Komite III Dewan Perwakilan Daerah (DPD) Republik Indonesia (RI) pada Selasa (23/9) menggelar dua rapat kerja sekaligus, yakni dengan Kementerian Sosial serta Badan Pengawas Obat dan Makanan (BPOM), di Kompleks Parlemen Senayan, Jakarta Pusat. Dalam kesempatan tersebut, Anggota Komite III DPD RI Daerah Pemilihan Jawa Barat Agita Nurfianti menyampaikan sejumlah perhatian penting terkait perlindungan hak pendidikan anak dari keluarga tidak mampu serta pengawasan keamanan pangan di lingkungan sekolah.
Pada rapat kerja dengan Kementerian Sosial, Agita menyoroti mekanisme pemutakhiran data penerima manfaat program Sekolah Rakyat yang berbasis desil kesejahteraan. Ia mempertanyakan bagaimana nasib peserta didik ketika terjadi perubahan status desil di tengah tahun ajaran.
“Untuk sekolah rakyat itu kan dari Desil 1 dan 2. Sedangkan pemutakhiran data dilakukan setiap tiga bulan sekali, sementara tahun ajaran sekolah berlangsung satu tahun. Yang saya ingin soroti bagaimana jika ada perubahan desil, misalnya dari 1–2 naik menjadi 3–4, apakah anak ini otomatis akan dikeluarkan dari sekolah rakyat? Begitu juga sebaliknya, jika dari Desil 3–4 turun ke Desil 1–2, apakah bisa langsung masuk di tengah tahun ajaran?” ujar Agita.
Agita menegaskan bahwa keberlangsungan pendidikan anak tidak seharusnya terganggu oleh fluktuasi status sosial ekonomi keluarga dalam jangka pendek.
“Menurut pendapat saya sebaiknya anak-anak yang sudah masuk sekolah rakyat meski kemudian naik desil tetap diberikan kesempatan menyelesaikan jenjang pendidikannya hingga tuntas. Jangan diberhentikan di tengah jalan. Mereka bisa tetap di sekolah rakyat hingga lulus SD 6 tahun, SMP 3 tahun, dan SMA 3 tahun. Hal ini akan lebih berdampak baik dan membangun ikatan pendidikan yang kuat bagi anak-anak kita,” tegasnya.
Sementara itu, pada rapat kerja dengan BPOM, Agita menyoroti pentingnya pengawasan ketat terhadap jajanan anak sekolah. Ia mendorong agar edukasi keamanan pangan dimulai sejak dini, melalui sosialisasi langsung kepada anak-anak.
“Sosialisasi BPOM ini bisa dimulai dari anak-anak sekolah, terutama tentang bagaimana memilih jajanan, memahami efek kandungan makanan, dan dampaknya bagi kesehatan.

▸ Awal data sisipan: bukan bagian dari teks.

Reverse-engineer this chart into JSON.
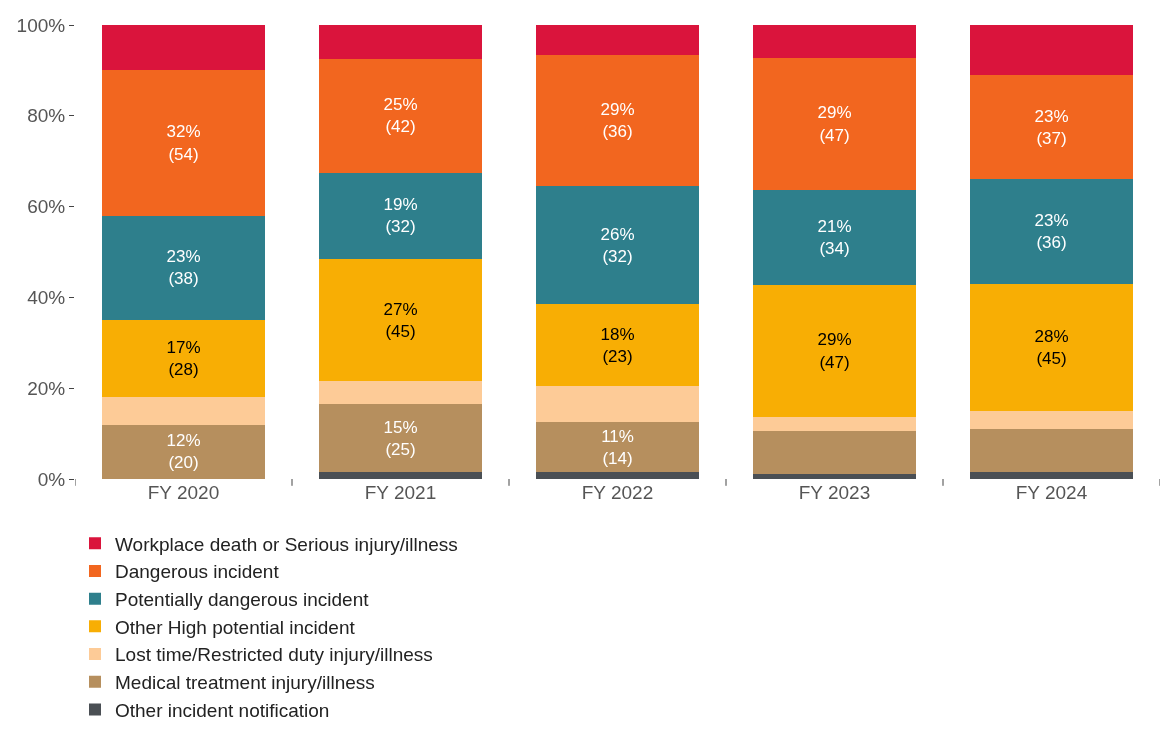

Mulai dari tingkat SD sosialisasi ini sudah harus dilakukan,” ucapnya.
Lebih lanjut, Agita menekankan perlunya pengawasan bukan hanya pada anak-anak, tetapi juga terhadap kantin sekolah dan jajanan yang dijual di sekitar sekolah. Ia mengungkapkan temuannya di Jawa Barat saat reses, dimana masih banyak kantin sekolah yang menjual minuman berpemanis buatan, makanan tanpa label kandungan, hingga produk dengan kemasan mencolok namun tidak jelas isi dan bahan pembuatnya.

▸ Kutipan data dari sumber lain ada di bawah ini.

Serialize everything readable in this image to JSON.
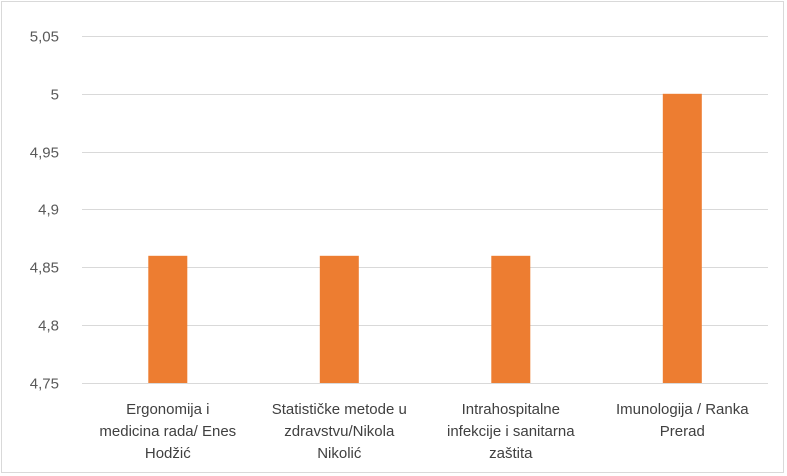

“Di Jawa Barat memang sudah ada imbauan agar kantin sekolah hanya menjual jajanan sehat. Namun, pada praktiknya tetap banyak yang menjual minuman dengan pemanis buatan, bahkan ada jajanan yang tidak berlabel. Anak-anak cenderung penasaran membeli karena bentuk dan kemasannya menarik, padahal isinya tidak jelas. Ini sangat berbahaya,”* jelasnya.
“Seperti minuman berbentuk semprotan bagi anak-anak itu kan hal yang aneh, mereka tertarik untuk membeli tapi itu isinya apa? Minuman disemprot rasanya manis, entah apa kandungannya manisnya dari apa dan warnanya juga mencolok. Selain itu juga makanan yang mengandung penguat rasa, tetap banyak beredar,” tambahnya.
Agita menegaskan perlunya pengawasan rutin dan intensif dari BPOM bersama dinas terkait agar anak-anak tidak menjadi korban jajanan berbahaya.
“Yang menjadi perhatian bagaimana ini bisa diawasi lebih intens lagi. Harus ada kontrol berkala, jangan sampai anak-anak kita kecolongan. Keamanan pangan di sekolah harus menjadi perhatian serius, karena ini menyangkut generasi masa depan bangsa,” tutupnya.